Well done to Blantyre man John Dunsmore, who has given up his own time and expense to renovate and restore a lovely monument to a local 20th Century Blantyre hero, Mr. John Gray.
The monument is located in High Blantyre Cemetery and this week John Dunsmore visited the grave to embark upon his restoration project. As you can see from the “before” photo and indeed from John’s “after” photo, his efforts have been productive and I’m sure are highly appreciated by all.
If you’re wondering who John Gray was and why there is a monument to this little known Blantyre man, here’s some historical information and story about John Gray and why there is a stone there in his memory.
Well done to BOTH John’s over each time period!!
The Story of John Gray, Courtesy of Blantyre Project:
“John Gray, Robert Orr and William (Wull) McCall were members of a small group of late 19th Century and early 20th Century men known locally as “Divers” because of their swimming and diving skills and local knowledge of the Clyde, who were called out when somebody had drowned in the river.
A sad tale unfolded on Sunday 23rd March 1913 at the Village Mills, Blantyre.
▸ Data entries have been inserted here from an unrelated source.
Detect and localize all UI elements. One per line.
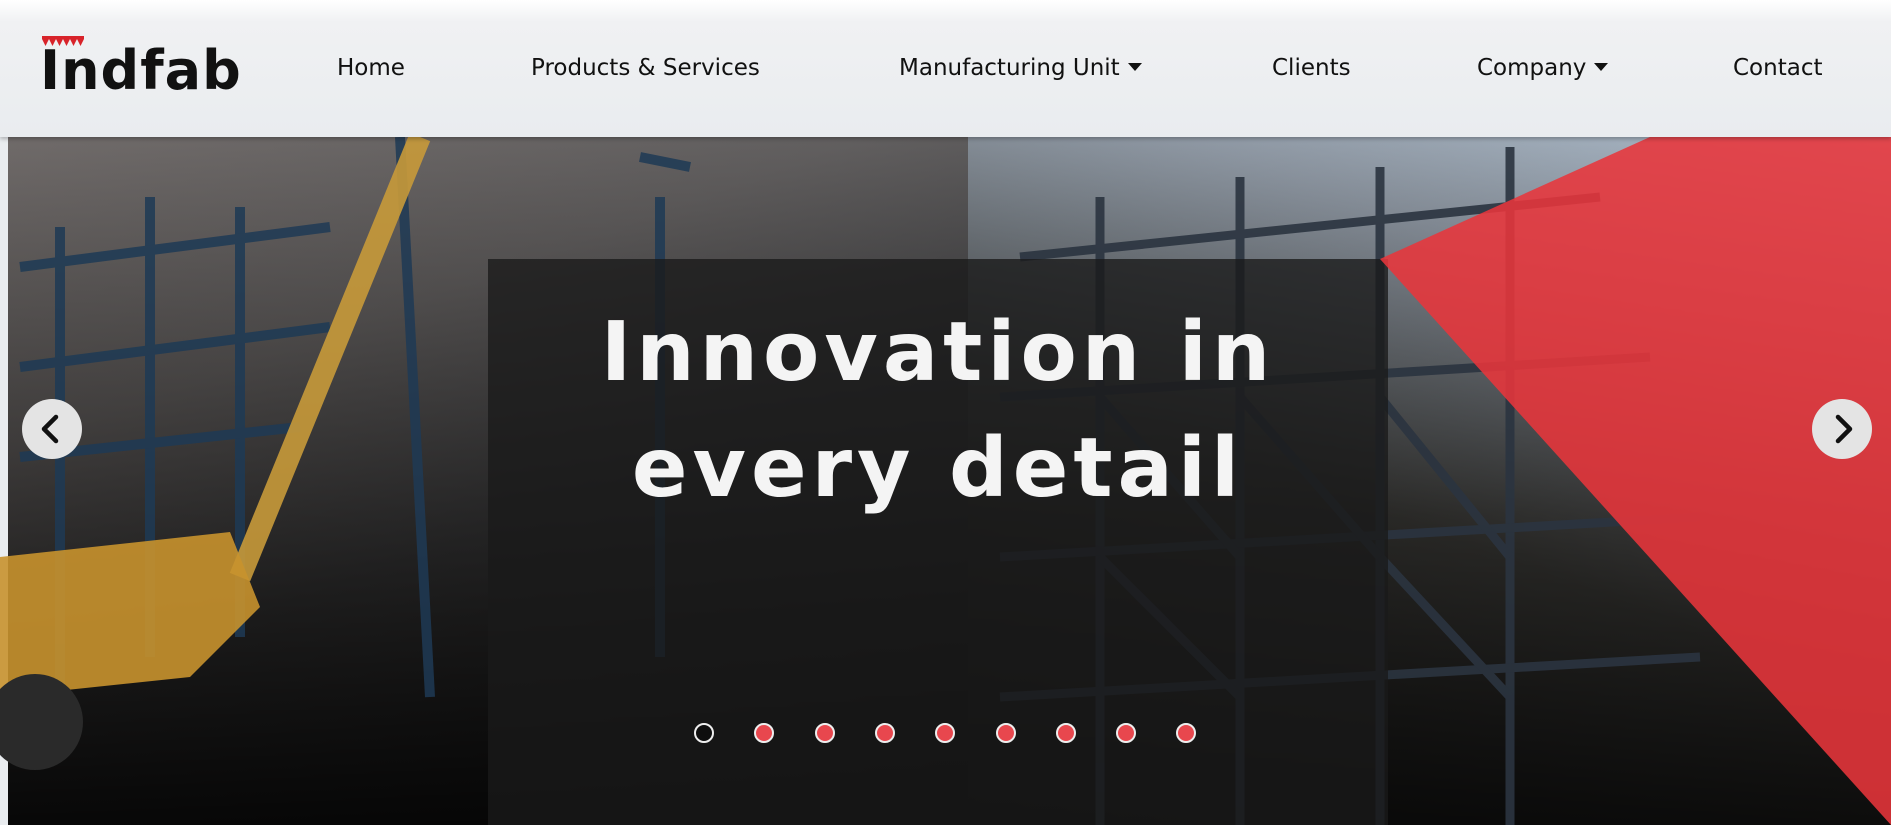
site-header: Indfab Home Products & Services Manufact… — [0, 0, 1891, 137]
nav-item-label: Company — [1477, 55, 1587, 81]
chevron-right-icon — [1835, 414, 1853, 444]
slide-dot-9[interactable] — [1176, 723, 1197, 743]
next-slide-button[interactable] — [1812, 399, 1872, 459]
slide-dot-1[interactable] — [694, 723, 714, 743]
main-nav: Home Products & Services Manufacturing U… — [0, 52, 1891, 84]
slide-dot-4[interactable] — [874, 723, 895, 743]
hero-slider: Innovation in every detail — [0, 137, 1891, 825]
hero-caption: Innovation in every detail — [468, 295, 1408, 527]
nav-item-company[interactable]: Company — [1477, 52, 1609, 84]
slide-dot-7[interactable] — [1055, 723, 1076, 743]
nav-item-contact[interactable]: Contact — [1733, 52, 1822, 84]
slide-dot-3[interactable] — [814, 723, 835, 743]
slide-dot-6[interactable] — [995, 723, 1016, 743]
nav-item-label: Products & Services — [531, 55, 760, 81]
nav-item-label: Manufacturing Unit — [899, 55, 1120, 81]
prev-slide-button[interactable] — [22, 399, 82, 459]
caret-down-icon — [1594, 62, 1609, 71]
hero-caption-line-1: Innovation in — [600, 305, 1276, 400]
caret-down-icon — [1127, 62, 1142, 71]
nav-item-manufacturing-unit[interactable]: Manufacturing Unit — [899, 52, 1142, 84]
nav-item-label: Clients — [1272, 55, 1351, 81]
nav-item-label: Home — [337, 55, 405, 81]
slide-indicators — [690, 723, 1210, 749]
slide-dot-2[interactable] — [754, 723, 775, 743]
slide-dot-8[interactable] — [1116, 723, 1137, 743]
slide-dot-5[interactable] — [935, 723, 956, 743]
chevron-left-icon — [41, 414, 59, 444]
nav-item-products-services[interactable]: Products & Services — [531, 52, 760, 84]
nav-item-label: Contact — [1733, 55, 1823, 81]
nav-item-home[interactable]: Home — [337, 52, 405, 84]
page: Indfab Home Products & Services Manufact… — [0, 0, 1891, 825]
hero-caption-line-2: every detail — [631, 421, 1245, 516]
nav-item-clients[interactable]: Clients — [1272, 52, 1351, 84]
A tragic double drowning took the lives of two people, one of them only a boy. Some boys had been playing near the edge of the River Clyde which was flowing higher than normal due to Spring rainfall. To everyone’s horror, John Morran Reilly of Cross Row, Blantyre , aged 11 fell from a high retaining wall between the lade and the river and was carried away in full spate.
The alarm was raised and immediately nearby was John Gray, a miner residing at Shuttle Row. Without any thought for his safety, and not even stopping to remove any clothing, John plunged off the wall into the dark and murky flowing water. He caught hold of the boy and was in the process of swimming back to safety, when his aches and pains of his mining profession played a cruel twist of fate, encompassing him with cramps.
Witnesses commented on the difficulties he appeared to be having with his arm and leg, which was forcing both man and boy under the water. In panic, Little John tried to clamber on top of the miner as people on the shore could only look on helplessly. To screams of shock and horror, both John’s fell below the white water rapids and drowned.
John Gray was 31 years old, was married was married with 3 children. He was also a reserve soldier with the 93rd Argyll and Sutherland Highlanders. It was later reported that Gray had previously rescued somebody in similar circumstances. A special postcard was commissioned in memory of John Gray, an open air concert was held and even a local sponsored football match, all for the man who was dubbed “The Blantyre Hero”.
This tragedy occurred immediately outside of the Mill, down the river bank from Shuttle Row, the birthplace of David Livingstone.”